On Wednesday, Kenya announced that two civil servants and seven senior police officers in Garissa who may have ignored intelligence warnings about an imminent attack on a university had been suspended and could face charges of criminal negligence.
Money transfer agencies that operate between Somalia and Kenya have also been closed, along with civil society organisations working with Somalis.
William Ruto, the Kenyan deputy president, set a deadline of three months for the United Nations to close the Dadaab refugee camp, which is near the border with Somalia and the largest of its kind in Africa, and relocate more than 500,000 Somalis.
“The way America changed after 9/11 is the way Kenya will change after Garissa,” Mr Ruto said.
Critics of the crackdown have point to suggestions however that all four of the Garissa attackers came from Kenya, rather than over the border.

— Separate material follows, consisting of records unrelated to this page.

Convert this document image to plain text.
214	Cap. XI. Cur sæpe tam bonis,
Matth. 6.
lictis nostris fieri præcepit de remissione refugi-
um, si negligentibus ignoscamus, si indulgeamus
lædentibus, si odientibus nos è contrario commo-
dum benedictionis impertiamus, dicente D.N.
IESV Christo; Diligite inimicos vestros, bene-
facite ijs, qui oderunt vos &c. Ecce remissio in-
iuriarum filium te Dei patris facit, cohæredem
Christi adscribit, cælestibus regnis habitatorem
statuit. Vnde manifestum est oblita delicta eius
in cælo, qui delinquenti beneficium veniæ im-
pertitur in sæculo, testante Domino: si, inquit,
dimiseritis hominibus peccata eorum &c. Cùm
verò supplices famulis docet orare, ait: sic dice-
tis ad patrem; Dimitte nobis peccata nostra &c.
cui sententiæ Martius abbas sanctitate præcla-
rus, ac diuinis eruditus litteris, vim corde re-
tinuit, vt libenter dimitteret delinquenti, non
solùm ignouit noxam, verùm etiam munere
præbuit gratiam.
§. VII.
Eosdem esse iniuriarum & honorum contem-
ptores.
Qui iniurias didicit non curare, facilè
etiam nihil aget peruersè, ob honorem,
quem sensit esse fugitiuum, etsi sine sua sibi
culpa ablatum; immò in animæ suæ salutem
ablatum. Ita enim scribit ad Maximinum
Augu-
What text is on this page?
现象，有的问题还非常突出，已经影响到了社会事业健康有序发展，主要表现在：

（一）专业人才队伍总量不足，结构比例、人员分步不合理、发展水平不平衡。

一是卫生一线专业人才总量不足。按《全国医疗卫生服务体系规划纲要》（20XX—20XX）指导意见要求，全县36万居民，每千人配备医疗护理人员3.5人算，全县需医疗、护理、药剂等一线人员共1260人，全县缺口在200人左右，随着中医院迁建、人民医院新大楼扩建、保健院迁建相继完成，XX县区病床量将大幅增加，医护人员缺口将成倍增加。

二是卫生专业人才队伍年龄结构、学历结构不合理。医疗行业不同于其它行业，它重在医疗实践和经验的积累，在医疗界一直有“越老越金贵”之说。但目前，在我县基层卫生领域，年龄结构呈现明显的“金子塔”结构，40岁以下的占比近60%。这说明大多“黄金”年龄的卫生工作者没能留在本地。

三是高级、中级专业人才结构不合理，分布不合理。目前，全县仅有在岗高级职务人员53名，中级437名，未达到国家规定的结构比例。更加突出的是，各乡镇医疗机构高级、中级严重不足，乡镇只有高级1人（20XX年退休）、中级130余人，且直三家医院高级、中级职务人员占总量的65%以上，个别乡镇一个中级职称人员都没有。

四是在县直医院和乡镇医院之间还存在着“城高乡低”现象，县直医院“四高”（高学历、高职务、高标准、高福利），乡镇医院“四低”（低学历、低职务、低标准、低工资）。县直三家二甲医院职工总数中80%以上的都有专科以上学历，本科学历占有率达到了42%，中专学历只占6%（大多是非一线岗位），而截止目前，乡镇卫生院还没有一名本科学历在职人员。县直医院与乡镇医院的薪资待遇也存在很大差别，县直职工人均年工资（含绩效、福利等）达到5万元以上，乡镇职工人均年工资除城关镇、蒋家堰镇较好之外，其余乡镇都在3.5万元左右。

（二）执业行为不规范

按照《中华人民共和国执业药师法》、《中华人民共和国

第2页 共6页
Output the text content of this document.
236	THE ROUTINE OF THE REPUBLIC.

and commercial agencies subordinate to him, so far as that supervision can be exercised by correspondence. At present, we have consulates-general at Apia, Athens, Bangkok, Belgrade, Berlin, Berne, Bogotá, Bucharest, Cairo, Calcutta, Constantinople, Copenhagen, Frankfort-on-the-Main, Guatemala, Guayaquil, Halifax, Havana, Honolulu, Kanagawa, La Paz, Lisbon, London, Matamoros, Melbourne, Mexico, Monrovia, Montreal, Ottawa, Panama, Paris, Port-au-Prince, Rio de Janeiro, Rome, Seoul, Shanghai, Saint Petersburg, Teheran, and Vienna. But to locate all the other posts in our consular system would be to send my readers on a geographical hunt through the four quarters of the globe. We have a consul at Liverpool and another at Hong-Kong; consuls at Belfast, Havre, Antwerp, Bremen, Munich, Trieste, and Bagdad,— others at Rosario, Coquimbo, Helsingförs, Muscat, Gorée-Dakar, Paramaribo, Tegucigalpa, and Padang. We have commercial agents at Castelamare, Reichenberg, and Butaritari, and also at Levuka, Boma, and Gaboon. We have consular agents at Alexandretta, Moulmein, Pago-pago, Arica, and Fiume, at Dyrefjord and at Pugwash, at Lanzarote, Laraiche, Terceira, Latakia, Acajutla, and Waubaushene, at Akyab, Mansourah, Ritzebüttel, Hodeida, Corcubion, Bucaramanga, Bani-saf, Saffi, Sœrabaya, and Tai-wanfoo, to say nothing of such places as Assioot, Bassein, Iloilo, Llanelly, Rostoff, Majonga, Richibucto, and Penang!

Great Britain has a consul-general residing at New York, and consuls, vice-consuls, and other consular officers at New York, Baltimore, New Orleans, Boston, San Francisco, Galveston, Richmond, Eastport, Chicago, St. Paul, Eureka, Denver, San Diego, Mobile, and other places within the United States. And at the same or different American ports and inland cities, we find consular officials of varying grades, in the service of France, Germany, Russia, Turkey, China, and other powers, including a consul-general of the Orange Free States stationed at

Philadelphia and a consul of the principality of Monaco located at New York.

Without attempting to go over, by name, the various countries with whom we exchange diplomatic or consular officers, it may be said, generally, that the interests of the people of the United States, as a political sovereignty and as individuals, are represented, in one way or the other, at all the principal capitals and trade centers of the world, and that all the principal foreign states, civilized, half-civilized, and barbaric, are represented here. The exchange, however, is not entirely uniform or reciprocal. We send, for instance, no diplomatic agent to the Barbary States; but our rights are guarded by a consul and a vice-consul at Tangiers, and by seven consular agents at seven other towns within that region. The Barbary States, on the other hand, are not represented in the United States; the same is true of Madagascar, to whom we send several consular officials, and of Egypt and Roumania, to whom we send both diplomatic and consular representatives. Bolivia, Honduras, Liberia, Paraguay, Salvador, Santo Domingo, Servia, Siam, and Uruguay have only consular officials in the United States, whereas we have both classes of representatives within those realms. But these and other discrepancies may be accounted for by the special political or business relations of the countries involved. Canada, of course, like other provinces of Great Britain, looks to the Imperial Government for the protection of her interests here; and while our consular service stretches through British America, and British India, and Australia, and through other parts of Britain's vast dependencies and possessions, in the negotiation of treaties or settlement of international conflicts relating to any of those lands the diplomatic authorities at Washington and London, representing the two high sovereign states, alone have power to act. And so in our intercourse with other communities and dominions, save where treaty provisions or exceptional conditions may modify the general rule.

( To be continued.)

The wall will be more divisive than effective, others say, because in many areas, for example the border towns of Mandera in Kenya and Bula Hawa in Somalia, the lines are so blurred that traders and people move back and forth freely, businesses operate on both sides and mobile phone signals even alternate between countries.
Somalia’s ambassador to Kenya has also expressed “deep concerns” over the plan, telling the BBC last week that the Kenyan authorities had made no contact with him about it.